Pôle Emploi, au-delà du financement par la Préparation Opérationnelle à l’Emploi (POE), a su apporter des solutions personnalisées offrant aux apprenants de l’ENC un accompagnement financier complet.

Quel élément vous a décidé à soutenir l’Ecole des Nouvelles Compétences de Saint-Denis ? Comment se traduit votre contribution au projet ?

Dès que l’on m’a présenté le projet – lors d’une réunion partenariale – j’ai été très intéressé. Parce que ce projet s’inscrit dans une démarche concrète de retour à l’emploi ouverte à tous les demandeurs d’emploi sans aucune discrimination. Chaque jour, nous rencontrons des personnes qui recherchent un emploi dans « l’ère du temps » pour une entreprise renommée. Cependant, le manque d’information et de formation de ce public rendait difficile l’accès à l’emploi. Ce projet a le mérite de répondre à la fois à des problématiques de compétences, de formation et d’emploi : que demander de plus ? 
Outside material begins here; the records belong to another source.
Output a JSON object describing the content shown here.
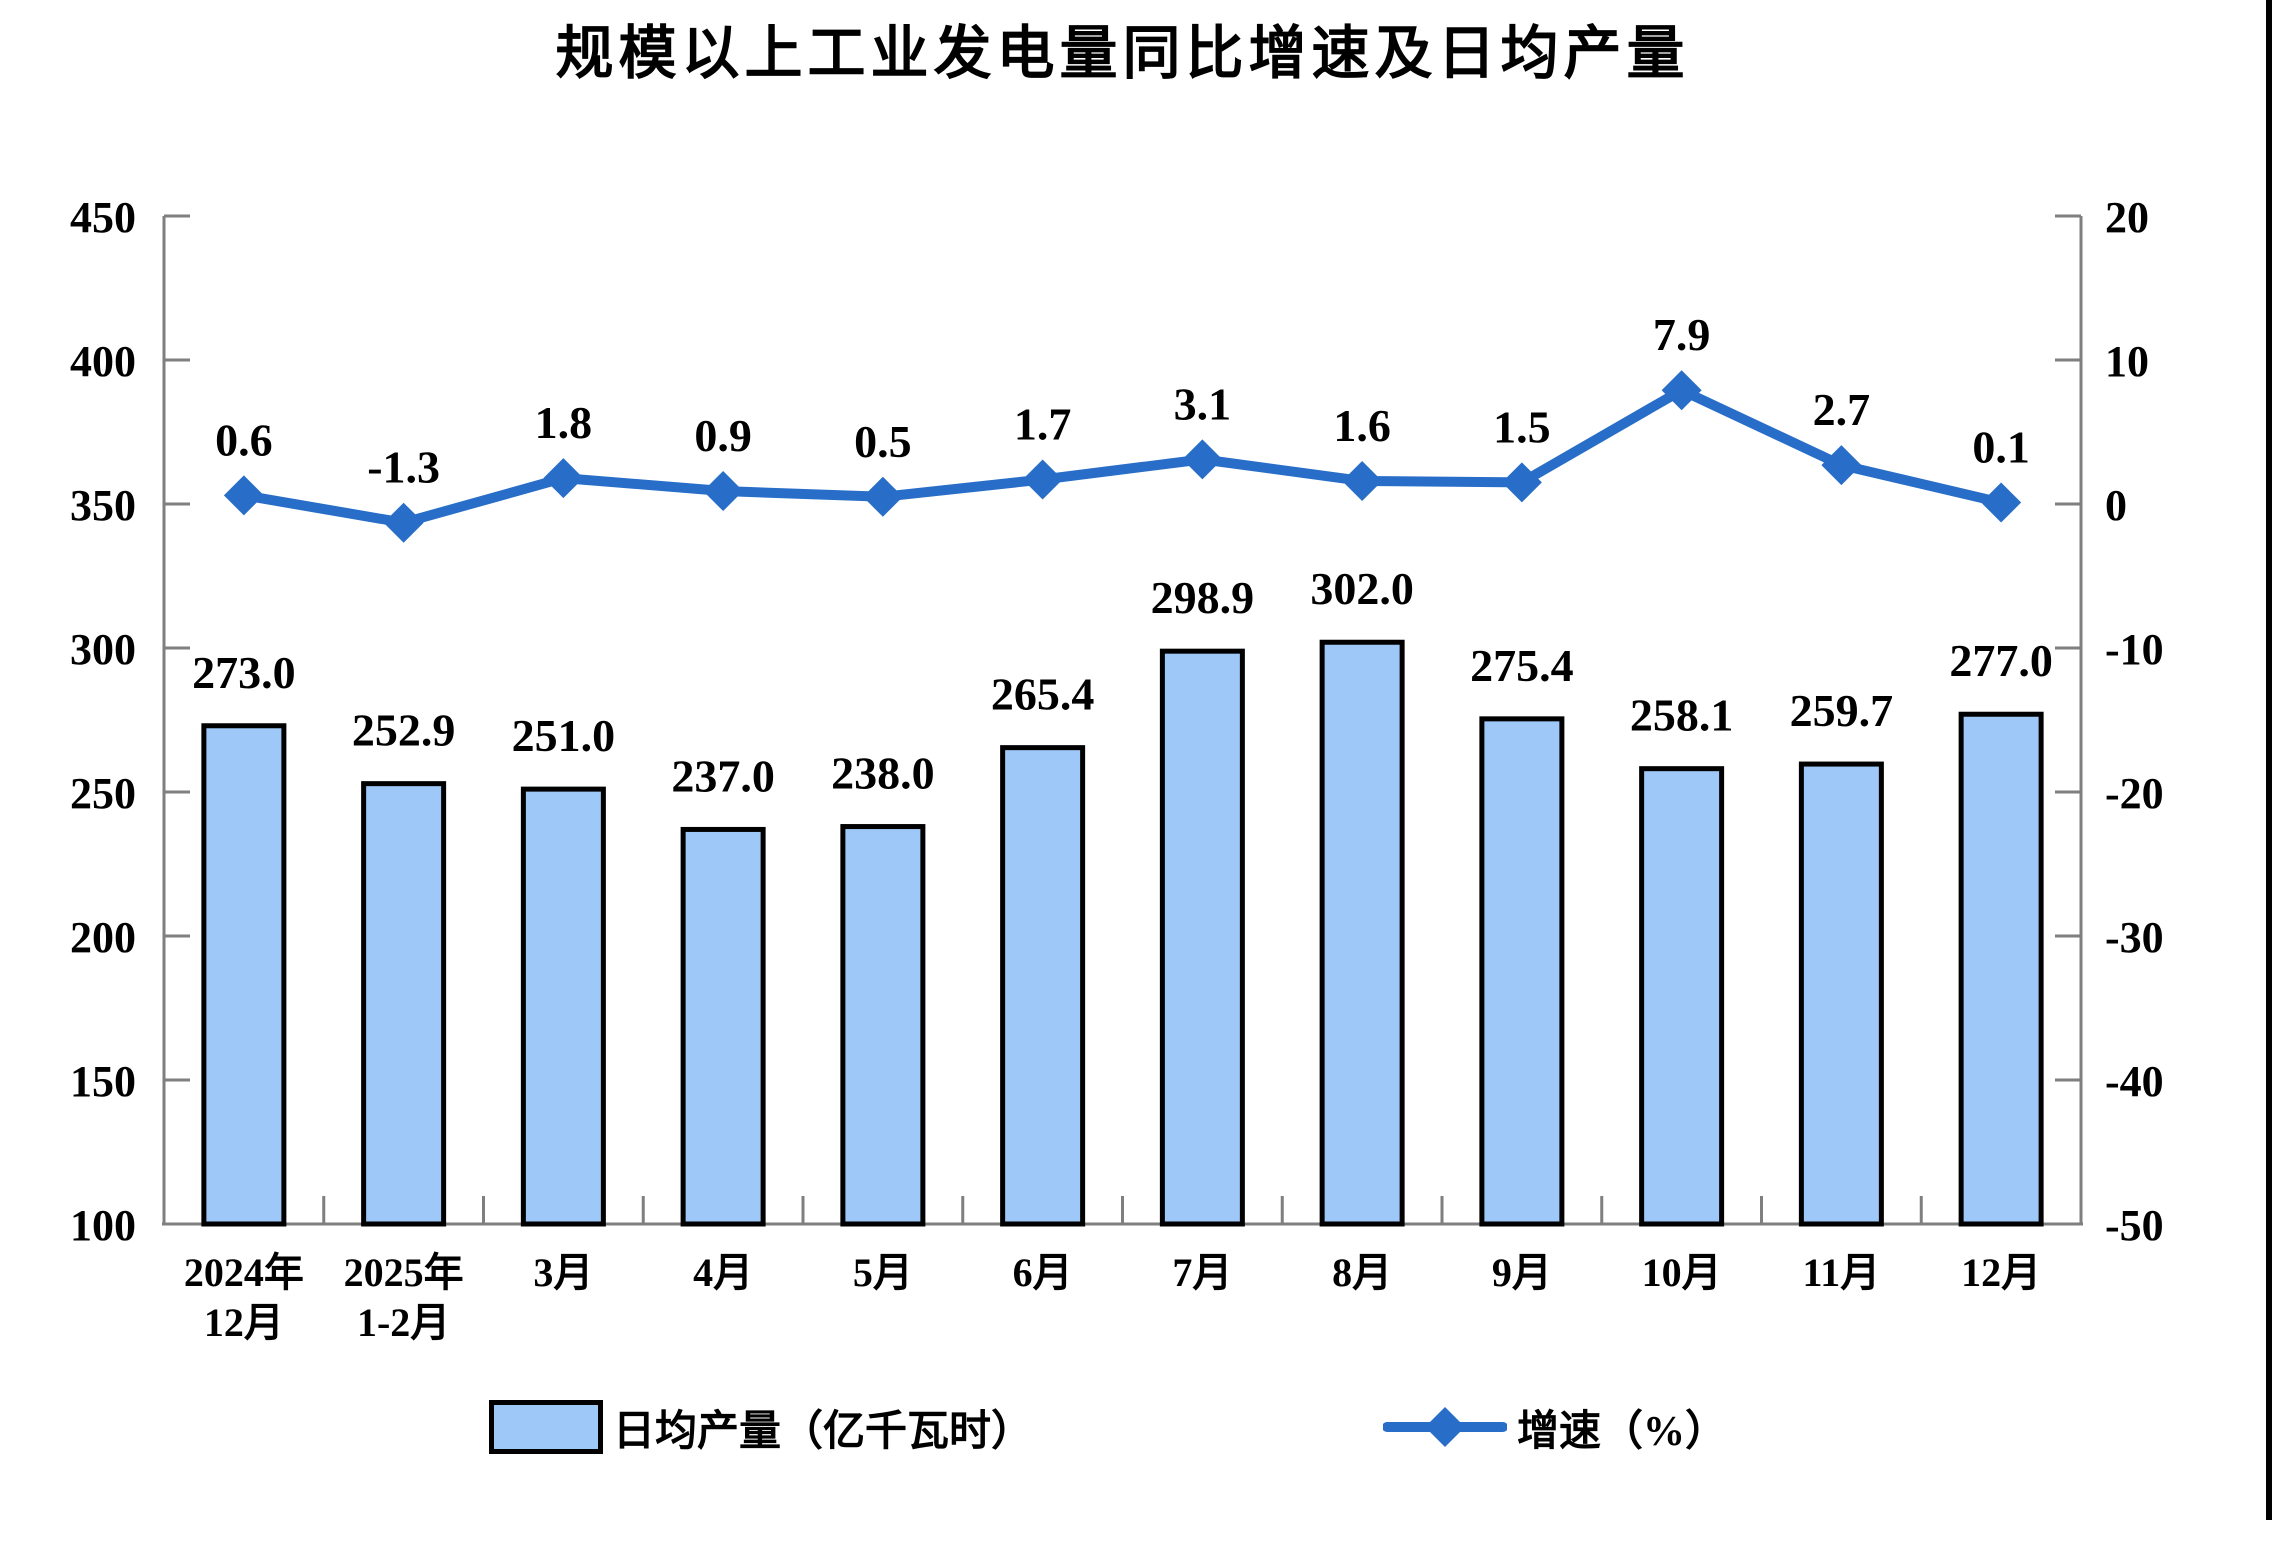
{
  "chart_data": {
    "type": "bar+line",
    "title": "规模以上工业发电量同比增速及日均产量",
    "categories": [
      "2024年\n12月",
      "2025年\n1-2月",
      "3月",
      "4月",
      "5月",
      "6月",
      "7月",
      "8月",
      "9月",
      "10月",
      "11月",
      "12月"
    ],
    "series": [
      {
        "name": "日均产量（亿千瓦时）",
        "type": "bar",
        "axis": "left",
        "values": [
          273.0,
          252.9,
          251.0,
          237.0,
          238.0,
          265.4,
          298.9,
          302.0,
          275.4,
          258.1,
          259.7,
          277.0
        ],
        "labels": [
          "273.0",
          "252.9",
          "251.0",
          "237.0",
          "238.0",
          "265.4",
          "298.9",
          "302.0",
          "275.4",
          "258.1",
          "259.7",
          "277.0"
        ],
        "fill": "#9dc8f7",
        "stroke": "#000000"
      },
      {
        "name": "增速（%）",
        "type": "line",
        "axis": "right",
        "values": [
          0.6,
          -1.3,
          1.8,
          0.9,
          0.5,
          1.7,
          3.1,
          1.6,
          1.5,
          7.9,
          2.7,
          0.1
        ],
        "labels": [
          "0.6",
          "-1.3",
          "1.8",
          "0.9",
          "0.5",
          "1.7",
          "3.1",
          "1.6",
          "1.5",
          "7.9",
          "2.7",
          "0.1"
        ],
        "color": "#286ec8",
        "marker": "diamond"
      }
    ],
    "left_axis": {
      "min": 100,
      "max": 450,
      "ticks": [
        450,
        400,
        350,
        300,
        250,
        200,
        150,
        100
      ]
    },
    "right_axis": {
      "min": -50,
      "max": 20,
      "ticks": [
        20,
        10,
        0,
        -10,
        -20,
        -30,
        -40,
        -50
      ]
    },
    "axis_color": "#7f7f7f",
    "label_color": "#000000",
    "grid": false,
    "legend_position": "bottom"
  }
}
Séduit et convaincu par ce projet, j’ai proposé de participer, au nom de Pôle emploi, au financement du projet et d’apporter aux stagiaires une aide financière au niveau des frais annexes qu’engendrent un tel parcours. D’expérience, j’ai compris que limiter les contraintes financières participe à l’assiduité des stagiaires et facilite leur apprentissage.

 

Que pensez-vous du modèle économique « formation innovante + employabilité » de l’école pilotée par SNCF Développement ?
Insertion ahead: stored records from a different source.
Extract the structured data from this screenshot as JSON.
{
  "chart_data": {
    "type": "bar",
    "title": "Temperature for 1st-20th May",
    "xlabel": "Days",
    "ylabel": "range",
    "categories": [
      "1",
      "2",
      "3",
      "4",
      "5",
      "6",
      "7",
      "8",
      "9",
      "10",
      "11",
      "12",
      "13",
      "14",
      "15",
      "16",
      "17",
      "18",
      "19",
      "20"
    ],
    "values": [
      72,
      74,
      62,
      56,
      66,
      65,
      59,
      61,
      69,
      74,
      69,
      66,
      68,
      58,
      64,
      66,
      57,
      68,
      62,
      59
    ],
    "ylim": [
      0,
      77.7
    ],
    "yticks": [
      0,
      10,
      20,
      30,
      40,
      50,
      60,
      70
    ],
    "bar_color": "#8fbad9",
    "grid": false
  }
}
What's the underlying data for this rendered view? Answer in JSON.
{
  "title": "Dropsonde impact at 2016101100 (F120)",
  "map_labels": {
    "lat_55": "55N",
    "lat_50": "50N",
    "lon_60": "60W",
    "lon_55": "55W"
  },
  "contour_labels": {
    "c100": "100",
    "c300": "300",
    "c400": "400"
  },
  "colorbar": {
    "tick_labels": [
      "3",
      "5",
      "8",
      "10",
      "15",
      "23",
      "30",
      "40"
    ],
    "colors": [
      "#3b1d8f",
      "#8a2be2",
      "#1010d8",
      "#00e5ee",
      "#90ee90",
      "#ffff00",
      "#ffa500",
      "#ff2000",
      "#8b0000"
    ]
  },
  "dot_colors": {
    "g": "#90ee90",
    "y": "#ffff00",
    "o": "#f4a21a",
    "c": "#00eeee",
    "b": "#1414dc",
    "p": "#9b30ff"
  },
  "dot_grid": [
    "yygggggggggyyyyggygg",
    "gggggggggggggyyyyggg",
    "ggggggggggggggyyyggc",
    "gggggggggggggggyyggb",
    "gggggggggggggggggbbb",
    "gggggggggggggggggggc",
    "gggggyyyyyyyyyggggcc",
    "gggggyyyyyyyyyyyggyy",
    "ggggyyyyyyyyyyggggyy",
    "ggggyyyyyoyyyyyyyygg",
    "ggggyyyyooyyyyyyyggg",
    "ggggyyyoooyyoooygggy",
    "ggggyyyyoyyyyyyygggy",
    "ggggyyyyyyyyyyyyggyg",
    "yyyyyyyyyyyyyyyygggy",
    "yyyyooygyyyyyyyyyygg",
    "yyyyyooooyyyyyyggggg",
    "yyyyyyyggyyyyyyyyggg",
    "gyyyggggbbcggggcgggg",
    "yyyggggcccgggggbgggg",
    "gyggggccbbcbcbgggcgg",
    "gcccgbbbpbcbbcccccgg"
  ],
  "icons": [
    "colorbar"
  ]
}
Ce modèle économique doit être privilégié pour à la fois répondre aux attentes des entreprises et des demandeurs d’emploi. Tous les acteurs ont besoin de propositions et de réalisations concrètes comme ce projet que pilote la SNCF.

C’est en unissant nos forces – entreprises, futurs salariés, institutions – que nous pourrons répondre aux enjeux économiques et sociaux d’aujourd’hui et de demain.

 

Seriez-vous prêt à renouveler votre engagement ?
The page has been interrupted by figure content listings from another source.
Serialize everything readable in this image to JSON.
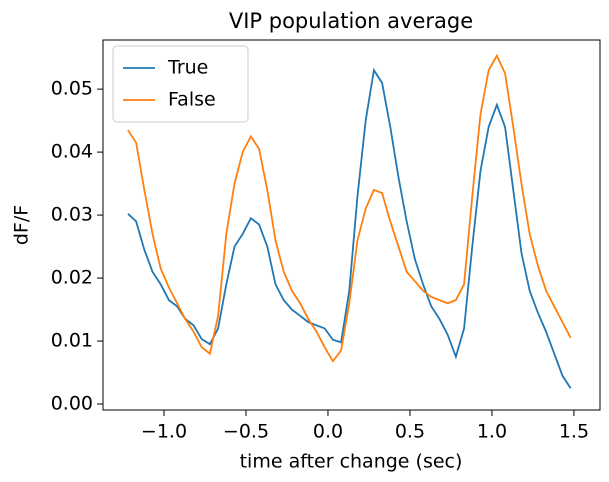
{
  "chart_data": {
    "type": "line",
    "title": "VIP population average",
    "x_label": "time after change (sec)",
    "y_label": "dF/F",
    "x": [
      -1.22,
      -1.17,
      -1.12,
      -1.07,
      -1.02,
      -0.97,
      -0.92,
      -0.87,
      -0.82,
      -0.77,
      -0.72,
      -0.67,
      -0.62,
      -0.57,
      -0.52,
      -0.47,
      -0.42,
      -0.37,
      -0.32,
      -0.27,
      -0.22,
      -0.17,
      -0.12,
      -0.07,
      -0.02,
      0.03,
      0.08,
      0.13,
      0.18,
      0.23,
      0.28,
      0.33,
      0.38,
      0.43,
      0.48,
      0.53,
      0.58,
      0.63,
      0.68,
      0.73,
      0.78,
      0.83,
      0.88,
      0.93,
      0.98,
      1.03,
      1.08,
      1.13,
      1.18,
      1.23,
      1.28,
      1.33,
      1.38,
      1.43,
      1.48
    ],
    "series": [
      {
        "name": "True",
        "color": "#1f77b4",
        "values": [
          0.0302,
          0.029,
          0.0245,
          0.021,
          0.019,
          0.0165,
          0.0155,
          0.0135,
          0.0125,
          0.0103,
          0.0095,
          0.012,
          0.019,
          0.025,
          0.027,
          0.0295,
          0.0285,
          0.025,
          0.019,
          0.0165,
          0.015,
          0.014,
          0.013,
          0.0125,
          0.012,
          0.0102,
          0.0098,
          0.018,
          0.033,
          0.045,
          0.053,
          0.051,
          0.044,
          0.036,
          0.029,
          0.023,
          0.019,
          0.0155,
          0.0135,
          0.011,
          0.0075,
          0.012,
          0.025,
          0.037,
          0.044,
          0.0475,
          0.044,
          0.034,
          0.024,
          0.018,
          0.0145,
          0.0115,
          0.008,
          0.0045,
          0.0025
        ]
      },
      {
        "name": "False",
        "color": "#ff7f0e",
        "values": [
          0.0435,
          0.0415,
          0.034,
          0.027,
          0.0215,
          0.0185,
          0.016,
          0.0135,
          0.0115,
          0.009,
          0.008,
          0.014,
          0.027,
          0.035,
          0.04,
          0.0425,
          0.0405,
          0.034,
          0.026,
          0.021,
          0.018,
          0.016,
          0.0135,
          0.0115,
          0.009,
          0.0068,
          0.0085,
          0.016,
          0.026,
          0.031,
          0.034,
          0.0335,
          0.029,
          0.025,
          0.021,
          0.0195,
          0.018,
          0.017,
          0.0165,
          0.016,
          0.0165,
          0.019,
          0.033,
          0.046,
          0.053,
          0.0553,
          0.0525,
          0.044,
          0.035,
          0.027,
          0.022,
          0.018,
          0.0155,
          0.013,
          0.0105
        ]
      }
    ],
    "xlim": [
      -1.372,
      1.659
    ],
    "ylim": [
      -0.00095,
      0.0578
    ],
    "xticks": [
      {
        "value": -1.0,
        "label": "−1.0"
      },
      {
        "value": -0.5,
        "label": "−0.5"
      },
      {
        "value": 0.0,
        "label": "0.0"
      },
      {
        "value": 0.5,
        "label": "0.5"
      },
      {
        "value": 1.0,
        "label": "1.0"
      },
      {
        "value": 1.5,
        "label": "1.5"
      }
    ],
    "yticks": [
      {
        "value": 0,
        "label": "0.00"
      },
      {
        "value": 0.01,
        "label": "0.01"
      },
      {
        "value": 0.02,
        "label": "0.02"
      },
      {
        "value": 0.03,
        "label": "0.03"
      },
      {
        "value": 0.04,
        "label": "0.04"
      },
      {
        "value": 0.05,
        "label": "0.05"
      }
    ],
    "grid": false,
    "legend": "upper-left"
  }
}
Evidemment. Dans le cadre du renouvellement de ce projet, ou du modèle, j’aimerai que Pôle emploi puisse s’y associer plus en amont, notamment au moment du sourcing des participants.

  

(1) L’Ecole des Nouvelles Compétences de Saint-Denis, un dispositif porté par SNCF Développement, forme dix demandeurs d’emploi de Plaine commune (93) au métier de développeur web avec la promesse d’un CDI chez OUI.sncf.